There’s a common saying amongst those people who deal with information security: “The only truly secure computer is one that’s turned off, unplugged from all networks, encased in concrete six feet below the ground in an unknown location, guarded 24/7 by elite mercenaries who shoot first and ask questions later, and even then, I wouldn’t put money on it.”
Technological advances are believed to be a good thing, whether it be advancing from a scrub-board to a washing machine or from an abacus to a CRAY Super Computer. Progress often allows us to do things faster and more efficiently, so we begin to assume that all technological change is inherently good and neglect to note its consequences, especially when it doesn’t work.
One such technology is electronic and online voting. Last week, the University of Calgary Students’ Union held their annual by-election to fill positions left open after February’s general election. In recent years, the SU has moved from a paper ballot system to an entirely online one, with mixed results.
The argument is that online/electronic voting systems not only reduce costs by eliminating the need for paper ballots and people to hand-tabulate the results, but they also increase voter turnout by making the system more accessible. Yet, during the last election people were unable to vote for the entire first hour, causing chief returning officer Mike Brown to shut down the link and revert to paper ballots for the next hour and a half while the company that handles the SU’s elections, CanVote, sorted out server problems. In 2002, nobody was able to vote for the first day due to server issues, causing voting to be extended a day. Then again in 2004 there were more irregularities, prompting the SU to change software providers.
Granted, SU election problems haven’t been earth-shaking, but the ramifications of online voting run deeper. In the 2004 U.S. presidential election, many states used electronic voting systems manufactured by Diebold Election Systems. These are much less complex than the systems required for online voting because votes can only be cast at specific physical locations and not in say, Bulgaria. Yet there were still massive problems. For instance, during the presidential primary in California, two counties experienced problems with the voting-card encoders supplied by Diebold, disenfranchising massive numbers of voters and leading California Secretary of State Kevin Shelley to ban the use of electronic voting machines in four counties. He also recommended criminal prosecution of Diebold.
That’s just one example; there were other instances where voters would go to the machines only to find a candidate was preselected or that their choice disappeared after pressing the submit button.
There are two major issues here. First is the fallibility of technology. Quite simply, the more complex a system is, the greater the possibility of failure. Paper ballots have worked for so long because it’s difficult to screw up checking off a name on a piece of paper and then putting it into a sealed box. Compare that with online voting, where you have to verify the person placing the vote is the person behind the keyboard with a SIN or student ID. You then have to process the vote using some kind of web-based form, encrypted and sent to a redundant array of servers designed to concurrently replicate each other’s data in order to prevent information loss in the event of a catastrophic system failure. If this all sounds overly complex, that’s because it is.

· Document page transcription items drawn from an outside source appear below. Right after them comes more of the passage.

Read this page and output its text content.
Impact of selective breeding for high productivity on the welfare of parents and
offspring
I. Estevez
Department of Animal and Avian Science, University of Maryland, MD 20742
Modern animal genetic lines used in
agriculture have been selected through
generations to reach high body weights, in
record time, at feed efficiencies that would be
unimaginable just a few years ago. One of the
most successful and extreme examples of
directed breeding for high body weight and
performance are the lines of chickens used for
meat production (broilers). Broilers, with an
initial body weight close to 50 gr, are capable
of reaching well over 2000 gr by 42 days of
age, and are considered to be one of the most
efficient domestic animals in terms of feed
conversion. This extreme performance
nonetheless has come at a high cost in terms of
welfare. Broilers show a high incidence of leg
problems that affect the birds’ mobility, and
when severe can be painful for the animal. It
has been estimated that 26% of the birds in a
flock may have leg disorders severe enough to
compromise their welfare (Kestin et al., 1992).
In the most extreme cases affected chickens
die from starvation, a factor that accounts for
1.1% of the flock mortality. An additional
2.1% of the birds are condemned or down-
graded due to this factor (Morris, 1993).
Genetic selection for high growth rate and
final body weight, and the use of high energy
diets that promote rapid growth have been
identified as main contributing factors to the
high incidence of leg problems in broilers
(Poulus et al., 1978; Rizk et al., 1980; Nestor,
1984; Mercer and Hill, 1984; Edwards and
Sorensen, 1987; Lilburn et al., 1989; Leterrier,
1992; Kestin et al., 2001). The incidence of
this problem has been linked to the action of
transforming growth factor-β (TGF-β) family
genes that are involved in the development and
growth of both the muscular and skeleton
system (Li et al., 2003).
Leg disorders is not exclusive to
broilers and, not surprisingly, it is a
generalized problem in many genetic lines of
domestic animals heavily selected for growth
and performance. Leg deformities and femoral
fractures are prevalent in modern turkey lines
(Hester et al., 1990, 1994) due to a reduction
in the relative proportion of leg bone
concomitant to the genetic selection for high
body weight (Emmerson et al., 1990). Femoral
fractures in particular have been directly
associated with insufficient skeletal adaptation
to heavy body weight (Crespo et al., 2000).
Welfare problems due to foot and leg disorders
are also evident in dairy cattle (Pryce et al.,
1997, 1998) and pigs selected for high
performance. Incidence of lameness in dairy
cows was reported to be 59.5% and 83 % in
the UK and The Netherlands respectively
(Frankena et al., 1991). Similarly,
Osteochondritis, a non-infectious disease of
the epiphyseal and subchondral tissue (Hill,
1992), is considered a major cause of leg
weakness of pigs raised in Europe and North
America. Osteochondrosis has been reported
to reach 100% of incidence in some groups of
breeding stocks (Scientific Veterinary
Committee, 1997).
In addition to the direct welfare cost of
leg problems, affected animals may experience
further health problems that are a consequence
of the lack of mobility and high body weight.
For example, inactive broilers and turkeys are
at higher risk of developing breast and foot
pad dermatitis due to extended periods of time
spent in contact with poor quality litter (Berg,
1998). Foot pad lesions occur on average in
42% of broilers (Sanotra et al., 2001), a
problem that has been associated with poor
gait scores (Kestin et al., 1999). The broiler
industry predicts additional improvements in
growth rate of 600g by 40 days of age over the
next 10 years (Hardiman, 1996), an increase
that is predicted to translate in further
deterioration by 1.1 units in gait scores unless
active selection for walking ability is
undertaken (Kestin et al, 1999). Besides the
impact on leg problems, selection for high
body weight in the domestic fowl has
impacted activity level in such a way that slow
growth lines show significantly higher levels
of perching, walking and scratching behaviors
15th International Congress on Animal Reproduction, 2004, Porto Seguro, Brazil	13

The other problem is human fallibility, which has always been a major issue, even before eVoting. Whether you have an insanely complex electronic system or simple paper ballots, the information will be handled at some point by people. Thus it becomes a question of trust: who is reliable enough to handle such important information? The answer is: as many people as possible. It’s much harder to get away with something when you have the rest of the electoral district association looking over your shoulder. Yet electronic voting requires highly-specialized technicians to administer it from the top, leaving it open for tampering.
The scenario is especially disconcerting since the majority of these voting systems don’t leave an independent paper-trail, so people without masters’ degrees in computer science will have trouble understanding the results. Some systems like the one provided by CanVote can produce a very detailed paper recount of the results, but because this comes from CanVote itself we’re still at the mercy of a select group monopolizing the information.
It’s not that a conspiracy exists, it’s that the system could allow for one. It wouldn’t make sense for any group to rig a student election in which only 1,400 students voted, however, as we move more and more towards electronic voting systems in North American society, we have to ask ourselves fundamental questions: Are the speed, cost and accessibility provided by electronic voting systems worth relying on for-profit groups? And how legitimate is our concept of democracy if we’re willing to risk it in the name of efficiency?